日銀の資料によると、ETFの売却ペースは簿価ベースで年間3300億円程度(時価ベースで6200億円程度)。市場全体の売買代金に占める売却割合は0.05%にとどまる。全てを売却するのには100年以上の時間が掛かる計算だ。もっとも、日銀がETFの売却を検討していること自体は複数のメディアで報じられており、売却ペースについて100年以上の時間が掛かると指摘する報道もあった。株価指数が過去最高値圏にあるなかで「いつ売却方針が示されてもおかしくはなかった」(中堅証券ストラテジスト)とみられていたのも確かだ。
今回の決定会合ではETFの売却決定以外に、高田創審議委員と田村直樹審議委員が政策金利0.5%の据え置きの方針に反対したことも明らかになった。次回会合以降の利上げの可能性が意識されることとなったが、仮に日銀が0.75%への利上げに踏み切ったとしても、先進国の政策金利との比較で低水準にとどまっている。上場企業による自社株買いの設定枠が1~5月の時点で約12兆1000億円の規模に膨らんでいることを踏まえると、ETF売却のもたらす悪影響は、資本効率の向上に向けた企業の自社株買いの活発化にかき消される公算が大きい。

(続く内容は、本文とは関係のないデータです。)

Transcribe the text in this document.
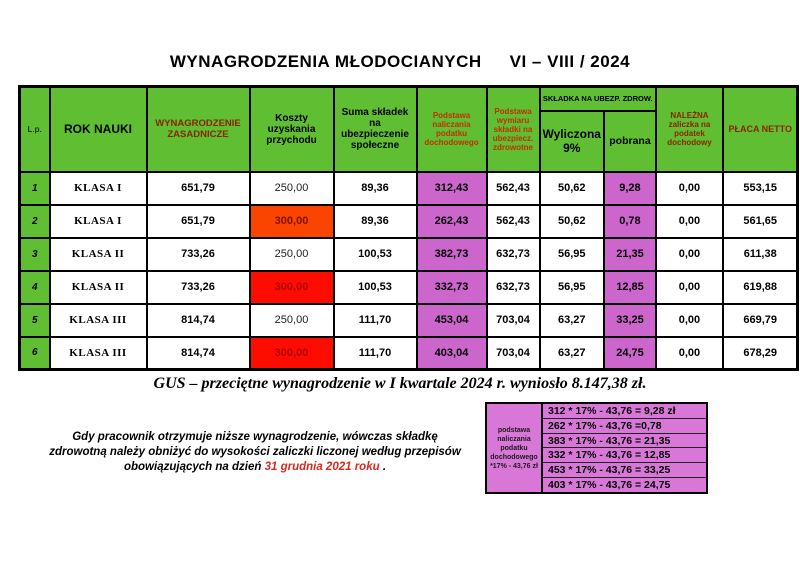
WYNAGRODZENIA MŁODOCIANYCH VI – VIII / 2024
L.p.	ROK NAUKI	WYNAGRODZENIE ZASADNICZE	Koszty uzyskania przychodu	Suma składek na ubezpieczenie społeczne	Podstawa naliczania podatku dochodowego	Podstawa wymiaru składki na ubezpiecz. zdrowotne	SKŁADKA NA UBEZP. ZDROW.		NALEŻNA zaliczka na podatek dochodowy	PŁACA NETTO
							Wyliczona 9%	pobrana		
1	KLASA I	651,79	250,00	89,36	312,43	562,43	50,62	9,28	0,00	553,15
2	KLASA I	651,79	300,00	89,36	262,43	562,43	50,62	0,78	0,00	561,65
3	KLASA II	733,26	250,00	100,53	382,73	632,73	56,95	21,35	0,00	611,38
4	KLASA II	733,26	300,00	100,53	332,73	632,73	56,95	12,85	0,00	619,88
5	KLASA III	814,74	250,00	111,70	453,04	703,04	63,27	33,25	0,00	669,79
6	KLASA III	814,74	300,00	111,70	403,04	703,04	63,27	24,75	0,00	678,29
GUS – przeciętne wynagrodzenie w I kwartale 2024 r. wyniosło 8.147,38 zł.
Gdy pracownik otrzymuje niższe wynagrodzenie, wówczas składkę
zdrowotną należy obniżyć do wysokości zaliczki liczonej według przepisów
obowiązujących na dzień 31 grudnia 2021 roku .
podstawa naliczania podatku dochodowego *17% - 43,76 zł
312 * 17% - 43,76 = 9,28 zł
262 * 17% - 43,76 =0,78
383 * 17% - 43,76 = 21,35
332 * 17% - 43,76 = 12,85
453 * 17% - 43,76 = 33,25
403 * 17% - 43,76 = 24,75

三井住友DSアセットマネジメントのチーフマーケットストラテジスト、市川雅浩氏は「ETFの売却方針は金額的にみても市場へのインパクトは小さく、投資家が身構える局面は早々に終了するだろう」としたうえで、「米国経済や米国株を巡る不透明感が高まらない限りは、日本株の上昇基調は続きそうだ」と話す。
コロナショックのあった2020年3月に日銀は1日あたりのETFの買い入れ額を2000億円超に増額し、その月の買い入れ額は1兆5000億円超に上った。結果として日経平均は同月安値(ザラ場ベース)の1万6358円を底値に上昇トレンドに復することとなり、「中銀に逆らうな」との格言の存在を多くの投資家に改めて印象付けることとなった。同じ格言を照らし合わせると、今回の日銀の決定を受けて売り時と考えることも可能だが、そのような声は少数派にとどまっている。米国株の上昇が止まらない足もとの地合いにおいて、株高に乗り遅れることへの恐怖心理のほうが強い状況にあるようだ。